You're a Lockwood now.
Seven years ago.
Several months before Erin Lockwood’s disappearance.
“Mama, please!” Erin tugged at her mother’s floral skirt, “I don’t want to change my surname. I’m a Mizrahi and I want to stay a Mizrahi.” She stalked after her mother who briskly made her way to the kitchen, her shoes clicking on the tiled floors.
“What would papa say if he were here?”
She froze before the island counter, touched her lips with her fingertips, and slowly twisted around.
“Erin….” She dawdled off and sunk down to a low squat and stared deeply into her eyes. “I know this change has been difficult, to say the least. His gone now baby, but we will always keep him alive—” she pats her hand over her heart. “—In here.”
Erin glowered back at her with a seething glare.
“How can he be? When you have replaced papa with Leonard?” she retorted, and her mother’s empathy evaporated.
The outlines of her face hardened with a staid look, “like it or not.” She rose to full height to tower over her in authority. “You’re a Lockwood now.
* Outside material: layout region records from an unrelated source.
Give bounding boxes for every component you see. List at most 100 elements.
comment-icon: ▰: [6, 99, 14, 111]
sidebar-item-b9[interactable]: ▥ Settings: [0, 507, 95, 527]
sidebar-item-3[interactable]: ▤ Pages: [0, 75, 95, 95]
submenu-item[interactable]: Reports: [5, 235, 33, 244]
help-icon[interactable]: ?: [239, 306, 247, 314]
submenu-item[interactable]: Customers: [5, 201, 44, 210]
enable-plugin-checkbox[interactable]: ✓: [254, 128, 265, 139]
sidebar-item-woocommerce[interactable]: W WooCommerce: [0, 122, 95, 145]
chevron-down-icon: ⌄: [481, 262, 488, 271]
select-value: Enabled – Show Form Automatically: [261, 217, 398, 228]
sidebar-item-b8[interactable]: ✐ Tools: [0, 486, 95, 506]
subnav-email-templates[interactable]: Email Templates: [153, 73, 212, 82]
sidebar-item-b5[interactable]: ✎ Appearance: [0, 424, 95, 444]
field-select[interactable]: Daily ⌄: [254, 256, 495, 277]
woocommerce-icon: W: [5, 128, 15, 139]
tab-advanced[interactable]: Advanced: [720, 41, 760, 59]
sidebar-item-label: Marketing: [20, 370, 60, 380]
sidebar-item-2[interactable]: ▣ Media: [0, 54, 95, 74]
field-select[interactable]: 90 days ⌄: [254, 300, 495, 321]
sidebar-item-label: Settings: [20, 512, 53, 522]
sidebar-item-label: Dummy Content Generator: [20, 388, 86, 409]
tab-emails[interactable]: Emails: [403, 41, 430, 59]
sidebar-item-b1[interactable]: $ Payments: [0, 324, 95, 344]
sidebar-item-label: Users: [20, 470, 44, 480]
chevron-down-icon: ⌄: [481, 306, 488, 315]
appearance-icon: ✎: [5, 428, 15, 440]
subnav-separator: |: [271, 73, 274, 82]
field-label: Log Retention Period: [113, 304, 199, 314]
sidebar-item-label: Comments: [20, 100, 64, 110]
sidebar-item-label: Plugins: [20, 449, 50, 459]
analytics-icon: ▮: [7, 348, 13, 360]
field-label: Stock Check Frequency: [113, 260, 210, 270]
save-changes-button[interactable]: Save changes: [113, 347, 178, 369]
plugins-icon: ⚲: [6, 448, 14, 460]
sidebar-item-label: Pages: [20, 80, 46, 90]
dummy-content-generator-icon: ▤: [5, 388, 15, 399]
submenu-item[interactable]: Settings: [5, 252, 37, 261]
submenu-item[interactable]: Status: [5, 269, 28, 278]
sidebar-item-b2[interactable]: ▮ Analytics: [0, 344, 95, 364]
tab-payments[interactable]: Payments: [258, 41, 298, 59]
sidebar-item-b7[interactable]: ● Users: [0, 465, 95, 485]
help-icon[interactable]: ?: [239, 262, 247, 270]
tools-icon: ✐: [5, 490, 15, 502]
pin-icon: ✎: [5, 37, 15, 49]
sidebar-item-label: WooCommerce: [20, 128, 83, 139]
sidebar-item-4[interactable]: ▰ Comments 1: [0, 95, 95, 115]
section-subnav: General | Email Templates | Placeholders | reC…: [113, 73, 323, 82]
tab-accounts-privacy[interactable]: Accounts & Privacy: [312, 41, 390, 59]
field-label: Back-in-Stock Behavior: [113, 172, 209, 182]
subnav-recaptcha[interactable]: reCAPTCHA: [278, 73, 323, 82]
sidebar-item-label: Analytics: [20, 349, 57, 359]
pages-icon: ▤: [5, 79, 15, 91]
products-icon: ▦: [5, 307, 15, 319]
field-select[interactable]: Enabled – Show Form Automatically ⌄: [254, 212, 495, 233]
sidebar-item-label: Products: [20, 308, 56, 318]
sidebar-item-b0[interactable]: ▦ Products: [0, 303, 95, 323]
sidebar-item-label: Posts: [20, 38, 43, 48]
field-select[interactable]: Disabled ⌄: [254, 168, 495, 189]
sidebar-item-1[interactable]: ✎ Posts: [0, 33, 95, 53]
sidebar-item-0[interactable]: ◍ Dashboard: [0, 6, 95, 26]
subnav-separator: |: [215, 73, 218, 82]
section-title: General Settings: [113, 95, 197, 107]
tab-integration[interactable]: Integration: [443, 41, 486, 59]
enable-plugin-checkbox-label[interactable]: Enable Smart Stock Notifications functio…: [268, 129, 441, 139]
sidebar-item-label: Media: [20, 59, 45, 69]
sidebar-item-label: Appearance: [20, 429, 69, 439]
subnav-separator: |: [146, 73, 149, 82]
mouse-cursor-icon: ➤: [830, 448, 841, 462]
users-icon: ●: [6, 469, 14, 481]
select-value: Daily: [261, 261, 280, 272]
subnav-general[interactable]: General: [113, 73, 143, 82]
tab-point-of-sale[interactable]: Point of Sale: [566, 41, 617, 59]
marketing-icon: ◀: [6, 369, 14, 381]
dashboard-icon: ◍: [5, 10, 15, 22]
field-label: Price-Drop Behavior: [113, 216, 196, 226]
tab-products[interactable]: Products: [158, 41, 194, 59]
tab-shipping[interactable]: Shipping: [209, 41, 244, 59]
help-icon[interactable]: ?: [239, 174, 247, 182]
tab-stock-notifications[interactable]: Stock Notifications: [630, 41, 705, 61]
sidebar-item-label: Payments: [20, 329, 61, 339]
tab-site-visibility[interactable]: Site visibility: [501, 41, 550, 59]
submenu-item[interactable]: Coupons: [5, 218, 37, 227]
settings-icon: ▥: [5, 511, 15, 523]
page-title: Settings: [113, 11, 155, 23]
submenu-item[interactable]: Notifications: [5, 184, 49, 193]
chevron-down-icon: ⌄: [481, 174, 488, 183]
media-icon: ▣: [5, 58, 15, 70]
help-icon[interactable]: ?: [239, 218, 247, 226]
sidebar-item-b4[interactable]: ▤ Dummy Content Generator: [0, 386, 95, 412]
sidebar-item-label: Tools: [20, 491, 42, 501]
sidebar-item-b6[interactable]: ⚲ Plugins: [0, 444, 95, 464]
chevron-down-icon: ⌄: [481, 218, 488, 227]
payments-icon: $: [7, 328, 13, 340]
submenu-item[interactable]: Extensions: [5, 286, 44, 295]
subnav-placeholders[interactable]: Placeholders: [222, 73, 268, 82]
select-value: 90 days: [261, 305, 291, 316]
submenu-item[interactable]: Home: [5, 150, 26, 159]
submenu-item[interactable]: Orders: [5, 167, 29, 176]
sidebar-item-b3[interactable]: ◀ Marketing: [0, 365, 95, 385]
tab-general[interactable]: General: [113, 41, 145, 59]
We both are.” She waved a dismissive hand, twirls around and weaved around the island counter to reach the stove.
“Enough, I don’t want to argue with you, Erin. You know what day it is today. Shabbat Shalom. Now if you excuse me, I want to get an early start with dinner. You know how Lenny loves to have his food ready for him,” she chirped.
Erin sat on top of the bright yellow duvet of her single bed. Her legs crossed and her father’s Torah rested on her lap, her eyes examined the little personal notes he etched beside a few scriptures. A lot of them he had linked to his wife, Kathrine and his daughter, Erin Mizrahi.
The soft smile on Erin’s face faltered.
The rebounding sounds of heavy boots thudded on the wooden steps.
Erin lifted the Torah from her lap to have it placed beside her and braced herself.
The door flung open and Leonard marched inside and wore his trademark stony expression.
“Evening, Erin,” he greeted with unnatural enthusiasm.
“Hi….” She squeaks out.
“How was school today?” he asked but before she can answer, he interjected, “I mean it must have been a tough day today, because why else did you leave that filth in the kitchen?” Raged warped his face, teeth gritted. “The sink is packed with dishes, if you didn’t know.”
Erin’s hands clasped together, the one tautly gripping the other, “I know, “she began and suddenly the inside of her throat ran dry. “Today, is the Sabbath. Papa always said that seven days you can work, but the sixth is reserved for God’s holy day, where you rest and do nothing.”
Leonard scoffed and made his way towards her in a daunting, slow pace. “Sounds like an excuse to be lazy to me,” he pauses, “then again, you never needed an excuse.”
Erin frowns. “Just like you never needed an excuse to over drink, but you do it anyway,” she bit back and instantly regretted it as she watched his face inflamed with the colour of anger.
He lunged for her, snatched her wrist and yanked her upwards to draw her face closer to his, now, they were nose-to-nose.
“You listen to me, and you listen well.” His fingers dug into her skin with each word and she whimpered helplessly. “Since I was kind enough to take you in, the burden of marrying your mother, you will thank me by being obedient. My house, my rules. And as for your papa—” his eyes gesture to the Torah behind her, “—his teaching should die with him."
"You’re a Lockwood now.” His cold eyes bored into hers before he roughly heaved her up from the bed. Her legs wobbled and Leonard shoved her from behind and she lurched forward.
“Go clean the mess you made. And if you ever talk back to me like that again… well let’s just say, you don’t want to find out.”